Er zijn meerdere wegen die naar Rome leiden, zo luidt het spreekwoord. En dat klopt zeker als het gaat om een duurzame boerderij. ‘Duurzaam’ betekent naast bijvoorbeeld dierwelzijn en een zo laag mogelijk energieverbruik ook zo een zo laag mogelijke voetafdruk in CO2 en andere schadelijke gassen. Dat heeft Gerrit goed voor elkaar. Want hij laat zijn koeien meer dan 1.800 uur per jaar buiten grazen; dat is zo’n drie keer meer dan de officiële weidegangnorm. En hij teelt zelf het grootste gedeelte van het voer dat zijn koeien eten, namelijk vers gras, ingekuild gras en mais. Twee slimme keuzes die goed zijn voor een hoge duurzaamheidsscore. En die precies passen bij de nuchtere ondernemer: “Ik houd niet van moeilijk doen.”

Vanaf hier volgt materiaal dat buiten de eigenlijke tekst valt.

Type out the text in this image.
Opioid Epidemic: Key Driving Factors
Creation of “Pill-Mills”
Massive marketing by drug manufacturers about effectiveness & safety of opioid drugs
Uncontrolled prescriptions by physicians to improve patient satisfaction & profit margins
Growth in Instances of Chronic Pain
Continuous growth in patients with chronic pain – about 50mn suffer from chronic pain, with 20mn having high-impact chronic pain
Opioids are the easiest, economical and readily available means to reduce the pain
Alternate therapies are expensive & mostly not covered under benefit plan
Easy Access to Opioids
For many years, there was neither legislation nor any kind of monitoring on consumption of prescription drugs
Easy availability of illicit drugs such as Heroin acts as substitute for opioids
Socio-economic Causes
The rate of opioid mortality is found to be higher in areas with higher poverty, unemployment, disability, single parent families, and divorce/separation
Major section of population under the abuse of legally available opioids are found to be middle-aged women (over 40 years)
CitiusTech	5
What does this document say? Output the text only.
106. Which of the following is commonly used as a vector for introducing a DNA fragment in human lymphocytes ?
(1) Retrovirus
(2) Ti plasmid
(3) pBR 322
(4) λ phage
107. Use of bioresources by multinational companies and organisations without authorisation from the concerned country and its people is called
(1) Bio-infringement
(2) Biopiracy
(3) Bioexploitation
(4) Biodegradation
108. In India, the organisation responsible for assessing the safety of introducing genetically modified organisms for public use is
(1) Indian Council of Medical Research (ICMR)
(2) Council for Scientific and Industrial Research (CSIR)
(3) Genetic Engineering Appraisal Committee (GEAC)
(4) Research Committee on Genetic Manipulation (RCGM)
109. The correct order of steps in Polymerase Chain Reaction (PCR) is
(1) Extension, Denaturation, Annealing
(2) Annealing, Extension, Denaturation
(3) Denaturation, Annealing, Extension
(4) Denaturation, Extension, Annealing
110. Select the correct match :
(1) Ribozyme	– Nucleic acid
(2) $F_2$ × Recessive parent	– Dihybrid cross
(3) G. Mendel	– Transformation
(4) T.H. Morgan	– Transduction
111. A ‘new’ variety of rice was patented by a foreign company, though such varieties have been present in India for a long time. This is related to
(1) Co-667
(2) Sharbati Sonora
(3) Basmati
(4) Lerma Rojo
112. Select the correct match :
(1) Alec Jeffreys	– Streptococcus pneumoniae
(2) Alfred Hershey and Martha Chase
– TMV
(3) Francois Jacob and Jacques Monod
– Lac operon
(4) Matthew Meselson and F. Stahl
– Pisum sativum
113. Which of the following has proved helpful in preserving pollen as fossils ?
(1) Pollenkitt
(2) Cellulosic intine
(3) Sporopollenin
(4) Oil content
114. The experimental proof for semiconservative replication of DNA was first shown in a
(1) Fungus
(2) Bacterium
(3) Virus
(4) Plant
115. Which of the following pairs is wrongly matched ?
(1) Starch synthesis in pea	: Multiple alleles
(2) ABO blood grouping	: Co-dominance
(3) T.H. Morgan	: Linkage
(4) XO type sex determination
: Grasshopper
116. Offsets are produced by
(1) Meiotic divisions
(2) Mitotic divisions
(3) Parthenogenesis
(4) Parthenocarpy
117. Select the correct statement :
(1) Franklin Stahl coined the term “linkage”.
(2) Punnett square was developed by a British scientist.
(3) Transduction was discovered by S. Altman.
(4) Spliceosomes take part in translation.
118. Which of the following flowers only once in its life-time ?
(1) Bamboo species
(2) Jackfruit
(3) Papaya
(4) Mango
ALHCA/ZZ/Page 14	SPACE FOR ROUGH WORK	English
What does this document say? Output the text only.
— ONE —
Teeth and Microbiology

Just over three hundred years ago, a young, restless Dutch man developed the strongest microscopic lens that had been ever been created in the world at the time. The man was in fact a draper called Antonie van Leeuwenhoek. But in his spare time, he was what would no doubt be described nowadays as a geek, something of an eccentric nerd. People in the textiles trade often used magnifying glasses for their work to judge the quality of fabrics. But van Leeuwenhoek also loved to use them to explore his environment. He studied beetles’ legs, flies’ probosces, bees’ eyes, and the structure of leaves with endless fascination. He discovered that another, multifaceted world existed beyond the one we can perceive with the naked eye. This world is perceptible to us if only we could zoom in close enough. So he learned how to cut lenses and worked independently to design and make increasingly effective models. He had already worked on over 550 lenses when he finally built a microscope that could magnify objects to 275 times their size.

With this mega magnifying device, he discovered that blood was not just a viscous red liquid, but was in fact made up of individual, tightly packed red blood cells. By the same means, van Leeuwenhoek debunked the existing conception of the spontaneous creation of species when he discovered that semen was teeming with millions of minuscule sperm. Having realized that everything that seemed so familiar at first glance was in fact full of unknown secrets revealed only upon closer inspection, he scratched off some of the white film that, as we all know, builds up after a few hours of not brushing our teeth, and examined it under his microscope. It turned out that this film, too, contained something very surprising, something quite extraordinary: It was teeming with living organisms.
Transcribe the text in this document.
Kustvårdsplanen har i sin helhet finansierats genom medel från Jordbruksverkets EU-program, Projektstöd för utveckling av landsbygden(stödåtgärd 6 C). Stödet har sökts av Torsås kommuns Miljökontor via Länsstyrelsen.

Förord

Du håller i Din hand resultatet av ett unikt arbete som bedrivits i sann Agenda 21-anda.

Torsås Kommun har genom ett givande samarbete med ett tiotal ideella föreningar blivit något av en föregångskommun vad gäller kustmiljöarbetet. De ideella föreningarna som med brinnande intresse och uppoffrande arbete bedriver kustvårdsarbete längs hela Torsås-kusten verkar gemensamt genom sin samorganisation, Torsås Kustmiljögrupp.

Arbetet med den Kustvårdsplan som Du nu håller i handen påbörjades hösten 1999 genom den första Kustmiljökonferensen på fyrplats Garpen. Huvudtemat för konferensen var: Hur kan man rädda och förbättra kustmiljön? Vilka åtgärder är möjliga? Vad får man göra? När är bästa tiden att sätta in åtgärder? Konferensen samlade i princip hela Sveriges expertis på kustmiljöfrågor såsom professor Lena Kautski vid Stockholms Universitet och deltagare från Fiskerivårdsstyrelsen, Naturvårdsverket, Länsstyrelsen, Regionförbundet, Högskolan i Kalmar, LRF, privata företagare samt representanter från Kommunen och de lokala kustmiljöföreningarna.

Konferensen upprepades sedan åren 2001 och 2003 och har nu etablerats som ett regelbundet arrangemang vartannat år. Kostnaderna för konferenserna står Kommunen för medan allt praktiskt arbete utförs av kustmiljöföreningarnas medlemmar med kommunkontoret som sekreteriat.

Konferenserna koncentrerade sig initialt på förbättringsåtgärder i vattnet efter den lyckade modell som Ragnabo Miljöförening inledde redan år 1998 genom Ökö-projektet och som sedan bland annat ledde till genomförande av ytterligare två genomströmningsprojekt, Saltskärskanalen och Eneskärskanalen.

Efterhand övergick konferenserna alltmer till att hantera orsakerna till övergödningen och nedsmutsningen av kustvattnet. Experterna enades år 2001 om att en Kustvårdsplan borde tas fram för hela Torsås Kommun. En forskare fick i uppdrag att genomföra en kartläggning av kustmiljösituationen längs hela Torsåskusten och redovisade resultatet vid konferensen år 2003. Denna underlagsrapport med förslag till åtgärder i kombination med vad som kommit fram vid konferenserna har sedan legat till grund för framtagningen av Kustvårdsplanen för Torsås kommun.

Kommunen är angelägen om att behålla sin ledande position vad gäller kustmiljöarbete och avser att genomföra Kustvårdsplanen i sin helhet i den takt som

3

Met weidegang minder verliezen
Een gezonde aarde en koeien in de wei, die hebben veel met elkaar te maken. Als mest en gier, de poep en plas van een koe, bij elkaar komen, dan ontstaan er gassen waardoor een deel van de stikstof vrij komt. Als koeien ‘s winters op stal staan is dit niet te voorkomen, tenzij je mest direct gaat scheiden en verwerken. Maar Gerrit doet het dus anders. “In de wei heeft een koe de ruimte. Als een koe opstaat dan poept ze eerst, vervolgens loopt ze verder, en dan gaat ze plassen. Scheiden doet de koe dus al zelf. En door de koeien zolang mogelijk te weiden wordt automatisch de stalperiode korter. Ze zijn lekker buiten en kunnen grazen om hun vier magen vol te eten. Zo kan ik besparen op het krachtvoer.”
Mest verdunnen met water
Een gezonde aarde en het voer dat koeien eten, die twee hebben ook veel met elkaar te maken. Wat dat betreft is het namelijk net als bij mensen: al het eten dat per boot, vliegtuig of vrachtwagen van ver weg moet worden aangevoerd, is veel meer belastend voor het milieu dan de groente en het fruit dat om de hoek groeit. Boer Gerrit heeft daarom 28 hectare grasland en 6 hectare mais, waarbij hij zoveel mogelijk grondbewerkingen in eigen beheer uitvoert. Natuurlijk moet ook zijn grond bemest worden, ‘gevoed worden’ noemt hij dat liever. Maar omdat hij met het kleine aantal koeien niet veel mest heeft, past hij twee slimme oplossingen toe: hij verdunt de mest met water én legt het met behulp van gps precies bij het maiszaad in de rij. “Ons streven is om steeds minder kunstmest te gaan gebruiken met als stip op de horizon ooit op nul uit te komen.”